Pivotal in this case is the repetition of a string of eight staccato notes or “ostinato” that share some similarity to a riff in the song “Joyful Noise” by Marcus Gray et al. Musicologists have also identified the use of a highly similar ostinato in several other well-known works – Bach’s “Adagio in F Minor,” “Jolly Old Saint Nicholas,” “Go Down, Moses,” and Akira Ifukube’s “Theme to Godzilla” (1954 movie), for starters.
What did Marcus Gray need to show in order to succeed on the copyright infringement claim? That Katy Perry and her music writing team had a reasonable opportunity to access and hear the “Joyful Noise” song before writing “Dark Horse,” and the “Joyful Noise” and “Dark Horse” songs are “substantially similar.”

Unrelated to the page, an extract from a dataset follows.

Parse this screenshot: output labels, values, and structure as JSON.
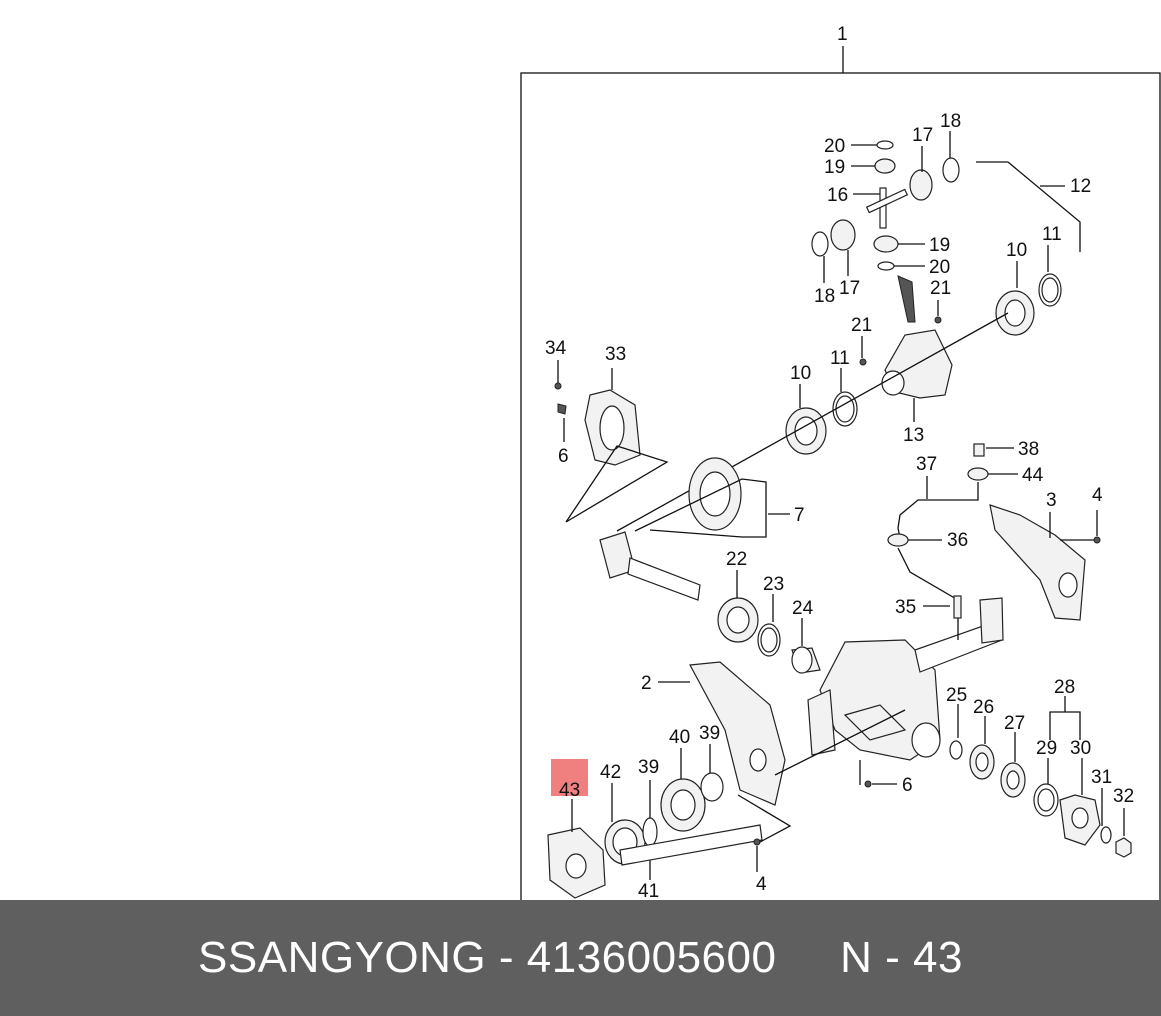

Perry and her songwriting team testified that none of them had ever heard the song “Joyful Noise” prior to writing the “Dark Horse” song, and that they had not heard of the plaintiffs either. In this case, in the eyes of the jury, working against Katy Perry and her songwriting team are that “Joyful Noise” had 4 million views on YouTube and 2 million views on Facebook. In 2008, the song was nominated for a “Best Rap/Hip Hop Recorded Song of the Year” GMA Dove Award. And Perry is the child of two Pentecostal pastors and herself pursued a career in gospel music as a teenager. Why were these factors enough in the eyes of the jury? It seems that the factors in this case call into question the viability of any inference of access. Given the ubiquitous nature of music in social media, music streaming apps and websites, music award nominations and shows, and satellite radio, is seems rather easy to establish a reasonable probability of access. If a person can find or be exposed to almost any music by searching and/or subscribing to various sources of music, even the obscure and rare, how do we define widespread availability or reasonably accessible? Would it not be more just for a plaintiff to prove access in an objective manner – rather than through circumstantial inference?

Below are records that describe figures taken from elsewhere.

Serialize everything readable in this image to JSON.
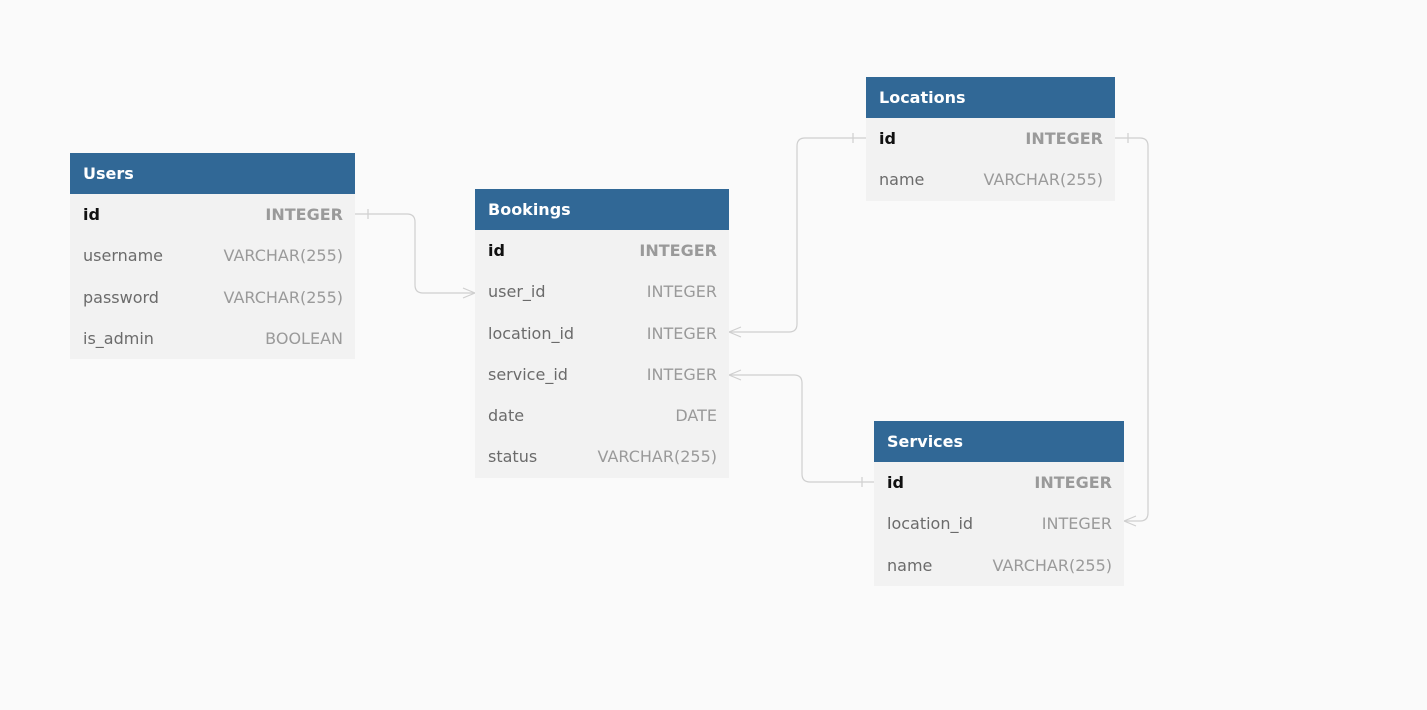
{
  "tables": {
    "users": {
      "name": "Users",
      "columns": [
        {
          "name": "id",
          "type": "INTEGER"
        },
        {
          "name": "username",
          "type": "VARCHAR(255)"
        },
        {
          "name": "password",
          "type": "VARCHAR(255)"
        },
        {
          "name": "is_admin",
          "type": "BOOLEAN"
        }
      ]
    },
    "bookings": {
      "name": "Bookings",
      "columns": [
        {
          "name": "id",
          "type": "INTEGER"
        },
        {
          "name": "user_id",
          "type": "INTEGER"
        },
        {
          "name": "location_id",
          "type": "INTEGER"
        },
        {
          "name": "service_id",
          "type": "INTEGER"
        },
        {
          "name": "date",
          "type": "DATE"
        },
        {
          "name": "status",
          "type": "VARCHAR(255)"
        }
      ]
    },
    "locations": {
      "name": "Locations",
      "columns": [
        {
          "name": "id",
          "type": "INTEGER"
        },
        {
          "name": "name",
          "type": "VARCHAR(255)"
        }
      ]
    },
    "services": {
      "name": "Services",
      "columns": [
        {
          "name": "id",
          "type": "INTEGER"
        },
        {
          "name": "location_id",
          "type": "INTEGER"
        },
        {
          "name": "name",
          "type": "VARCHAR(255)"
        }
      ]
    }
  },
  "relationships": [
    {
      "from": "Bookings.user_id",
      "to": "Users.id",
      "cardinality": "many-to-one"
    },
    {
      "from": "Bookings.location_id",
      "to": "Locations.id",
      "cardinality": "many-to-one"
    },
    {
      "from": "Bookings.service_id",
      "to": "Services.id",
      "cardinality": "many-to-one"
    },
    {
      "from": "Services.location_id",
      "to": "Locations.id",
      "cardinality": "many-to-one"
    }
  ],
  "colors": {
    "header": "#316896",
    "table_body": "#f2f2f2",
    "background": "#fafafa",
    "connector": "#cfcfcf"
  }
}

In terms of the similarity of the songs, both sides of the case called musicologists to dissect and compare any commonalities. The plaintiffs’ musicologist was clearly most persuasive with the jury, but was the jury sophisticated enough to appreciate all of the differences between the songs? The songs share a repetitious and common ostinato. But what else do they share? By all appearances – nothing. “Joyful Noise” is a Christian rap song released in 2008 and its lyrics focus on Jesus Christ and the Christian faith. Perry’s “Dark Horse” is a pop music song released in 2013 and its lyrics focus on what appears to be an unstable and passionate relationship between two individuals, with a somewhat threatening undertone.
The jury held that Perry and her songwriting team did not independently create “Dark Horse.” Rather, it was inspired by or taken from the song “Joyful Noise.” But what if “Dark Horse” was actually inspired by Bach’s “Adagio in F Minor” or the old gospel song “Go Down, Moses?” How do you isolate the influence of centuries of music down to one riff of eighth notes featured in a song, call it copyright infringement, and award damages of $2.78M? The plaintiff does not seem to have adequately proven up its case.
Perry’s counsel has made public statements pointing to a likely appeal of the decision. We will continue to follow the case and provide updates as they develop.